Yağış düzeni iklimlere göre farklılıklar gösterir. Yağışın en az olduğu bölgeler, yüksek basınç şartlarının yaşandığı tropikal çöller ile kutup bölgeleridir. Bu bölgelerdeki bazı alanlarda yıllık yağış miktarı 10 mm’nin altındadır. Yağışın en fazla olduğu yerler ise muson ikliminin, ekvatoral ve okyanusal iklimin görüldüğü yerlerdir. Dünya’nın en yağışlı yeri Hindistan’ın kuzeydoğusundaki Mawsynram bölgesidir. Bu bölgeye yılda ortalama 11.871 mm yağış düşer. Birkaç kilometre doğudaki Cherrapunji ise Dünya’nın en yağışlı ikinci bölgesidir. Buraya düşen ortalama yağmur miktarı Mawsynram’dan sadece 100 mm daha azdır.

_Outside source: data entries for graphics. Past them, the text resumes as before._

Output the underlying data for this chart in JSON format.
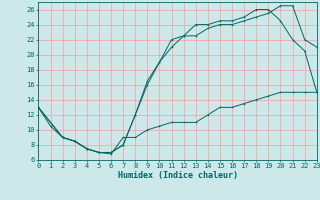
{
  "xlabel": "Humidex (Indice chaleur)",
  "bg_color": "#cde8e8",
  "line_color": "#006666",
  "grid_color": "#ff9999",
  "xlim": [
    0,
    23
  ],
  "ylim": [
    6,
    27
  ],
  "xticks": [
    0,
    1,
    2,
    3,
    4,
    5,
    6,
    7,
    8,
    9,
    10,
    11,
    12,
    13,
    14,
    15,
    16,
    17,
    18,
    19,
    20,
    21,
    22,
    23
  ],
  "yticks": [
    6,
    8,
    10,
    12,
    14,
    16,
    18,
    20,
    22,
    24,
    26
  ],
  "line1_x": [
    0,
    1,
    2,
    3,
    4,
    5,
    6,
    7,
    8,
    9,
    10,
    11,
    12,
    13,
    14,
    15,
    16,
    17,
    18,
    19,
    20,
    21,
    22,
    23
  ],
  "line1_y": [
    13,
    10.5,
    9,
    8.5,
    7.5,
    7,
    6.8,
    9,
    9,
    10,
    10.5,
    11,
    11,
    11,
    12,
    13,
    13,
    13.5,
    14,
    14.5,
    15,
    15,
    15,
    15
  ],
  "line2_x": [
    0,
    2,
    3,
    4,
    5,
    6,
    7,
    8,
    9,
    10,
    11,
    12,
    13,
    14,
    15,
    16,
    17,
    18,
    19,
    20,
    21,
    22,
    23
  ],
  "line2_y": [
    13,
    9,
    8.5,
    7.5,
    7,
    7,
    8,
    12,
    16,
    19,
    21,
    22.5,
    22.5,
    23.5,
    24,
    24,
    24.5,
    25,
    25.5,
    26.5,
    26.5,
    22,
    21
  ],
  "line3_x": [
    0,
    2,
    3,
    4,
    5,
    6,
    7,
    8,
    9,
    10,
    11,
    12,
    13,
    14,
    15,
    16,
    17,
    18,
    19,
    20,
    21,
    22,
    23
  ],
  "line3_y": [
    13,
    9,
    8.5,
    7.5,
    7,
    7,
    8,
    12,
    16.5,
    19,
    22,
    22.5,
    24,
    24,
    24.5,
    24.5,
    25,
    26,
    26,
    24.5,
    22,
    20.5,
    15
  ]
}
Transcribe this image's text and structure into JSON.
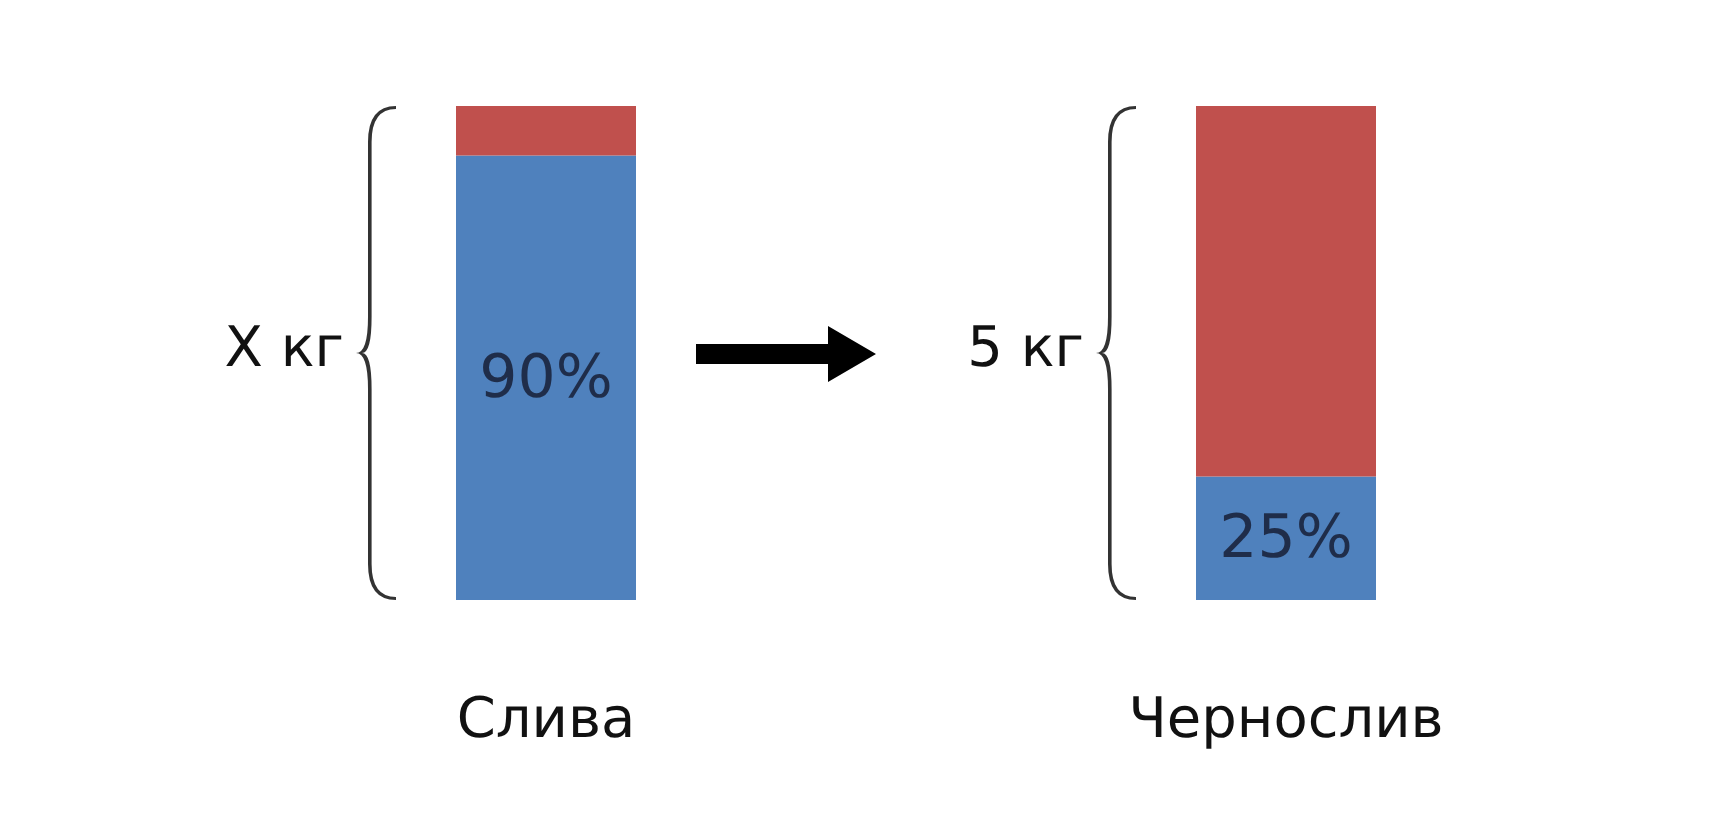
{
  "chart_data": {
    "type": "bar",
    "stacked": true,
    "categories": [
      "Слива",
      "Чернослив"
    ],
    "series": [
      {
        "color": "#4f81bd",
        "values": [
          90,
          25
        ],
        "value_labels": [
          "90%",
          "25%"
        ]
      },
      {
        "color": "#c0504d",
        "values": [
          10,
          75
        ]
      }
    ],
    "ylim": [
      0,
      100
    ],
    "tick_labels": "x",
    "grid": false,
    "annotations": [
      "X кг",
      "5 кг"
    ]
  }
}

Yağışların miktarı, mevsim normallerinin dışına çıktığında sorun oluşturur. Afet ve Acil Durum (AFAD) Başkanlığı verilerine göre sel, ülkemizde görülen doğal afetler içinde depremden sonra en fazla can ve mal kaybının görüldüğü doğa olayıdır.
Dünyada sellerin oluşumunda etkili olan nedenlerin başında yağışlarda görülen uç değerler gelir. 2017 yılında Yunanistan’ın batı bölgelerinde aşırı yağışlar nedeniyle sel afeti yaşanmıştır. 14 kişinin yaşamını yitirdiği bu olayda sele kapılan araçlar ancak binalara çarparak durabilmiştir.

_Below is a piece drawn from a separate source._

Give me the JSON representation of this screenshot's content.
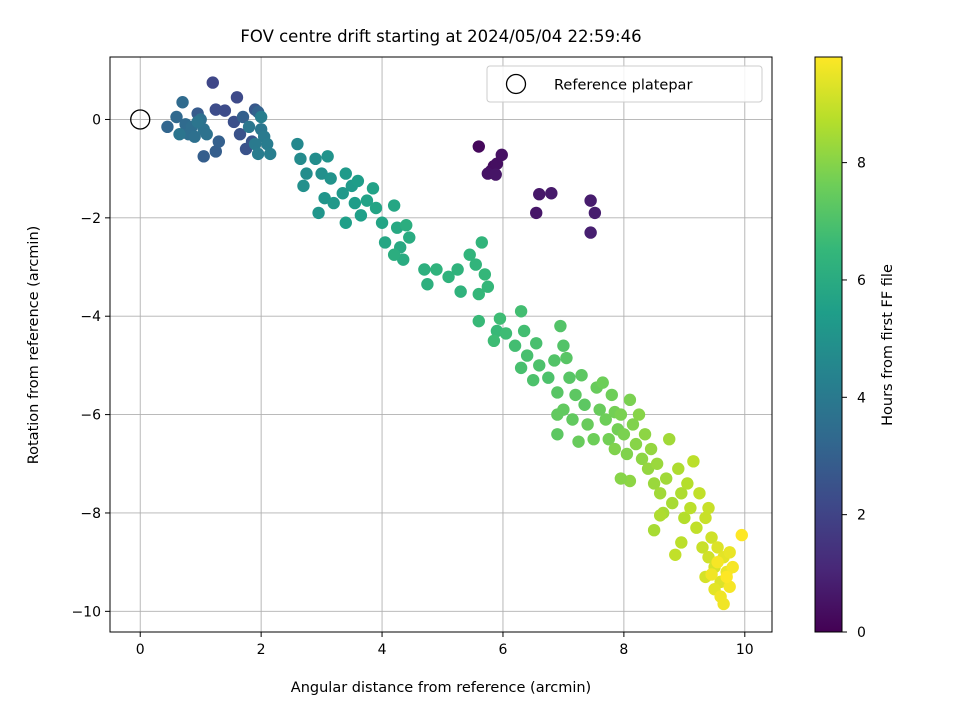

Yağış türlerinden biri olan kar yağışları da beklenmedik zamanlarda ve uzun süreyle etkili olduğunda insan hayatını olumsuz etkileyen bir doğa olayıdır.
“Mart kapıdan baktırır, kazma kürek yaktırır.” atasözüne çok uygun düşen bir olay, 1987 yılının Mart ayında İstanbul’da yaşanmıştır. 4 Mart’ta başlayan kar yağışı 14 Mart’a kadar sürmüştür. İki hafta boyunca devam eden yağış sonucunda bazı bölgelerde kar kalınlığı bir metreyi geçmiş, İstanbul halkı bu süre boyunca işlerine gidememiştir. Ulaşımın aksamasına bağlı olarak İstanbul’da temel tüketim mallarının fiyatları yükselmiştir.